Using ERA-Interim reanalysis data we examine extratropical-to-tropical potential vorticity (PV) intrusions in the upper troposphere-lower stratosphere in the days and weeks surrounding the occurrence of major sudden stratospheric warmings (SSWs). Our analysis reveals that PV intrusion events that are associated with SSWs are notably different in both geographic location and magnitude when compared to their climatological counterparts.

In particular, while PV intrusions during non-SSW time periods are concentrated in the eastern Pacific and Atlantic Ocean basins where the presence of climatological ‘westerly ducts' supports the propagation of wave energy deep into the tropics, PV intrusion events that are associated with SSWs have unique geographic centers of action that are dependent on the type of SSW involved (i.e. split versus displacement). Our results indicate that the patterns of anomalous PV stirring during SSWs are symmetrical about the equator and are associated with zonally asymmetric shifts in jet structure, anomalously strong barotropic Rossby wave trains, and a secondary, hemispherically symmetric PV response that is centered on the equator.
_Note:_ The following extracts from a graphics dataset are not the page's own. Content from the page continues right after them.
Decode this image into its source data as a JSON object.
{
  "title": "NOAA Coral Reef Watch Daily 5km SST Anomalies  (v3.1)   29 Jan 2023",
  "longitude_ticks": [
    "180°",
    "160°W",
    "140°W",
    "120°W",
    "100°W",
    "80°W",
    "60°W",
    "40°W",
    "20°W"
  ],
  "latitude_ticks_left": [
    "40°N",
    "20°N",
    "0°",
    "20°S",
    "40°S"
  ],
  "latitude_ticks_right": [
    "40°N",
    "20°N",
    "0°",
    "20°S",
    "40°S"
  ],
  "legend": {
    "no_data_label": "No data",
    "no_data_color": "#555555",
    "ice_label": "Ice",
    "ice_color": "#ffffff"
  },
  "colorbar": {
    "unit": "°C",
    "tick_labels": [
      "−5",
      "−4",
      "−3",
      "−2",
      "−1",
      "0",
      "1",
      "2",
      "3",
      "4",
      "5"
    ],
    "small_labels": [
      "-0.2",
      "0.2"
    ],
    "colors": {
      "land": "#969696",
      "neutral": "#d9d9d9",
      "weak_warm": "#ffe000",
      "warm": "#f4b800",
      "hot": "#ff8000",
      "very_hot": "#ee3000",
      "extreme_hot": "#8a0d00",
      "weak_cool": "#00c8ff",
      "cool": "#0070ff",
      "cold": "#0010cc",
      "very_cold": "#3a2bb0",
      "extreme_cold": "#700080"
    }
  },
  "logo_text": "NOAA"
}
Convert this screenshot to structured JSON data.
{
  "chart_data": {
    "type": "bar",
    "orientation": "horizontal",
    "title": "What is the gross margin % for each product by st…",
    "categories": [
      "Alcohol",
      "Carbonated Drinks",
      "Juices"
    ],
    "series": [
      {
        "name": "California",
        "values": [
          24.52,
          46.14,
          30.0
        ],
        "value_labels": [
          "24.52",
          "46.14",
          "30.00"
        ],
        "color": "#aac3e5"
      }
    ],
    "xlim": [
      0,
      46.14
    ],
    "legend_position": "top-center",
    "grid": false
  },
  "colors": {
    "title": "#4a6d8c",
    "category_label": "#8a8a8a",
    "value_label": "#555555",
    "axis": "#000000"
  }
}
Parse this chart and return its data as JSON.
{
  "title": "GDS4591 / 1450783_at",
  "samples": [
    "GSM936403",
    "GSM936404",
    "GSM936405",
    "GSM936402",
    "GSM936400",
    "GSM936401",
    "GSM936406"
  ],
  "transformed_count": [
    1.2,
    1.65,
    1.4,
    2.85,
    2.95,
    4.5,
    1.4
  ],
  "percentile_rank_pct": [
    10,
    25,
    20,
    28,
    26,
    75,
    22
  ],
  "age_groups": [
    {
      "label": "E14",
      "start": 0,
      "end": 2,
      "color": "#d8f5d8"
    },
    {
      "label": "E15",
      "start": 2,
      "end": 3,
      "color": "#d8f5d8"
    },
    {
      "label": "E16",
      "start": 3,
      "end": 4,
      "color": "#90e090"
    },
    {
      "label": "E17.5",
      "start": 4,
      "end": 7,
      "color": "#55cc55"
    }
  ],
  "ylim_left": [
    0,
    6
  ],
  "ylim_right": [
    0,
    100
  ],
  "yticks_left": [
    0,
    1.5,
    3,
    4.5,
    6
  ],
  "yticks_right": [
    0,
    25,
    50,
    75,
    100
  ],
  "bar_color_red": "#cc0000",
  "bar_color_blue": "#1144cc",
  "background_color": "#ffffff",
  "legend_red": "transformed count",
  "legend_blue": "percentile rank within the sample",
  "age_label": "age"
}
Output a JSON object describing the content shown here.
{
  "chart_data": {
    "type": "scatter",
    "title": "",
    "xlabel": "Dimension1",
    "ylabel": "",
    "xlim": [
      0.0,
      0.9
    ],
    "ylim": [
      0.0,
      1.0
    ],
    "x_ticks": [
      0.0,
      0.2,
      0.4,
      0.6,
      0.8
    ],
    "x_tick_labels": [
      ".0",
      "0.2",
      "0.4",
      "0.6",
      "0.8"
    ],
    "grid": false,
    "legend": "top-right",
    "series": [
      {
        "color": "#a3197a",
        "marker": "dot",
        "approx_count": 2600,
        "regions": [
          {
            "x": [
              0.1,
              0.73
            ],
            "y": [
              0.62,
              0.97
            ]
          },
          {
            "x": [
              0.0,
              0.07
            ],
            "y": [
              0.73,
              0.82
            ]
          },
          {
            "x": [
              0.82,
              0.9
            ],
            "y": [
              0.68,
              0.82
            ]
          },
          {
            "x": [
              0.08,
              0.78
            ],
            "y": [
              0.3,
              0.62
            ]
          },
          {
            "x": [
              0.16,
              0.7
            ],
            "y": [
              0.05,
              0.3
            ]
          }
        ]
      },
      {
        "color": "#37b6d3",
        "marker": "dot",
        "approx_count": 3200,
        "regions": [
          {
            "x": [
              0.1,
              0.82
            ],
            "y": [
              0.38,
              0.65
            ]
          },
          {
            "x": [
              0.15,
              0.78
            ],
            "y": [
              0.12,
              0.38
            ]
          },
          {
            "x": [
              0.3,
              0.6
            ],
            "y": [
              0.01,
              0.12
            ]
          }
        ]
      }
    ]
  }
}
Moreover, we also find that PV intrusions that occur during SSW time periods are significantly stronger and penetrate far more deeply into the tropics than climatological intrusion events.

In light of the strength of the SSW-associated PV intrusion events and their unique geographic centers of action, we consider the implications for how the PV intrusions and associated wave breaking events may modulate tropical convection, the mixing of trace constituents, and the Brewer-Dobson circulation in both hemispheres.